この5ステップを3か月続ければ、予想の精度がぐっと上がってきます。私自身、最初の半年は的中率2割台でしたが、3年目あたりから5割を超える日が増えてきました。単発の勝ちより一年通しての佇まい。予想も同じく、淡々と続けるのが結局は一番の上達法だと感じています。

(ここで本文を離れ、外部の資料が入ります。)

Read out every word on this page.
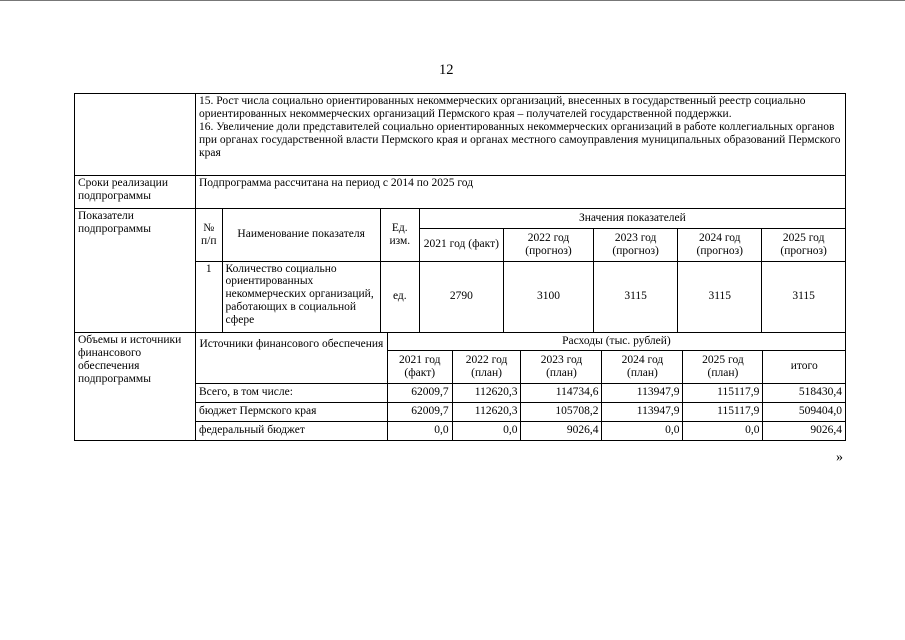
12

15. Рост числа социально ориентированных некоммерческих организаций, внесенных в государственный реестр социально ориентированных некоммерческих организаций Пермского края – получателей государственной поддержки.
16. Увеличение доли представителей социально ориентированных некоммерческих организаций в работе коллегиальных органов при органах государственной власти Пермского края и органах местного самоуправления муниципальных образований Пермского края

Сроки реализации подпрограммы	Подпрограмма рассчитана на период с 2014 по 2025 год
Показатели подпрограммы		№ п/п	Наименование показателя	Ед. изм.	Значения показателей
2021 год (факт)	2022 год (прогноз)	2023 год (прогноз)	2024 год (прогноз)	2025 год (прогноз)
1	Количество социально ориентированных некоммерческих организаций, работающих в социальной сфере	ед.	2790	3100	3115	3115	3115

Объемы и источники финансового обеспечения подпрограммы	
Источники финансового обеспечения	Расходы (тыс. рублей)
2021 год (факт)	2022 год (план)	2023 год (план)	2024 год (план)	2025 год (план)	итого
Всего, в том числе:	62009,7	112620,3	114734,6	113947,9	115117,9	518430,4
бюджет Пермского края	62009,7	112620,3	105708,2	113947,9	115117,9	509404,0
федеральный бюджет	0,0	0,0	9026,4	0,0	0,0	9026,4
»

買い方の詳細は「競輪初心者の買い方」、ライン戦の深掘りは「競輪ライン戦完全版」、競輪全体の基礎は「競輪初心者完全ガイド」でそれぞれまとめています。

よくある質問(FAQ)

Q1. 競輪の予想の仕方は何分くらいで終わりますか?

慣れれば1レース3〜5分です。9レース観戦するなら30分前後、12レースなら45分が目安。朝のコーヒー時間に十分収まります。

Q2. 競輪初心者は予想に何を見るべきですか?

競走得点・ライン構成・バンク特性の3軸が基本です。これに地元かどうかと直近の落車情報を加えれば、初心者でも一定の精度に到達できます。

Q3. 競輪予想で軸はどう選びますか?

得点上位3名の中から、ライン構成とバンク特性で補正した「総合点が最も高い選手」を選びます。9車立てなら1〜2名の軸で組み立てるのが標準です。

Q4. 競輪初心者がオッズを見るタイミングは?

予想を組み立て終えた後、最終確認として見るのがおすすめです。最初にオッズを見ると、人気の選手に引っ張られて自分の予想を歪めてしまうことがあるためです。

Q5. 競輪予想は何か月で安定しますか?

3〜6か月で自分の型が見えてきます。1年続けると、得意なレース帯と苦手なレース帯が数字で見えるようになり、安定感が出てきます。